There has been an international decline in the demand for red blood cell (RBC) units. In Australia, there has been a 21% reduction in demand between 2012 and 2015. In contrast, the demand for the “universal” group O D– RBC units is in fact proportionally increasing.STUDY DESIGN AND METHODS:
The clinical use of the entire O D– RBC distribution for a 5-week period throughout Australia was reviewed. Fate data on each unit issued (n = 9733) were collected that included the indication and urgency of transfusion, reason for discard, component age, and patient demographics.RESULTS:
A total of 74% of audit forms were returned (n = 7143). The national discard rate of issued units was 7.9%. A total of 6387 units were transfused into an estimated total of 3008 patients (55% males) with median patient age of 67 years and median RBC age of 21 days. Forty-seven percent were transfused to group O D– patients.
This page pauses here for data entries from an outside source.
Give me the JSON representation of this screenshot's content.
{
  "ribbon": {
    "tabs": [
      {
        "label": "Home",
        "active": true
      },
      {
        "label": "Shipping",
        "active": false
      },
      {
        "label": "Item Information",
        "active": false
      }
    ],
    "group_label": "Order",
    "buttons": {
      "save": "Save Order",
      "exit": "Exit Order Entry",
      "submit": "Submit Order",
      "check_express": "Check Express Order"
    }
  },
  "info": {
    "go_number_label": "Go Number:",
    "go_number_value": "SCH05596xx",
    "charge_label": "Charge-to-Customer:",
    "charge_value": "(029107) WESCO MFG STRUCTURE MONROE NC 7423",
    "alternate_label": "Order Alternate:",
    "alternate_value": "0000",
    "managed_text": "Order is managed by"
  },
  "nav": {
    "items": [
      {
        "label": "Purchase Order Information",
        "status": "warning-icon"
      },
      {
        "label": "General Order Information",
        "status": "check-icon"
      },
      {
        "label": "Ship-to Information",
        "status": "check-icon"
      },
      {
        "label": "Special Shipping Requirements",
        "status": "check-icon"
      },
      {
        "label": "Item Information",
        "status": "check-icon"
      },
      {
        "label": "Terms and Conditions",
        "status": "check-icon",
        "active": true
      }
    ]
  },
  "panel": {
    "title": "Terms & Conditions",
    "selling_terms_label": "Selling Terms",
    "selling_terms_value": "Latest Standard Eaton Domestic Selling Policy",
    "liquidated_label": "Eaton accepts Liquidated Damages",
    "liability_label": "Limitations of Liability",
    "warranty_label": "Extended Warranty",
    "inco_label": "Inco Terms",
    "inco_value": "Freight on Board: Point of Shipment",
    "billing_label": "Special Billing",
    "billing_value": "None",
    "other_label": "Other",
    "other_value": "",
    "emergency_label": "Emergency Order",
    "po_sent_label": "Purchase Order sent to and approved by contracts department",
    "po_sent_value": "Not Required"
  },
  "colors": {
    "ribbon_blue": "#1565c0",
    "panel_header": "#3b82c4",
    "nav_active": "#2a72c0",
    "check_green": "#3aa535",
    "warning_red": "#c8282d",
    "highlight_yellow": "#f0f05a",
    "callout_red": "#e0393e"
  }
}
A total of 17.4% were chosen for specific phenotype requirements, 24.5% of units were transfused close to expiry, and 24.5% were transfused into patients of other ABO groups.CONCLUSION:
The data appear broadly representative of the current transfusion and inventory management practices surrounding the use of group O D– RBC units. Strategies to reduce O D RBC demand include reevaluation of inventory holdings particularly at smaller centers, increasing the panel of phenotyped RBC units across all ABO groups, more regular rotation of units between hospitals to minimize time expiry, and continuing education for promoting transfusion of ABO-identical RBC units.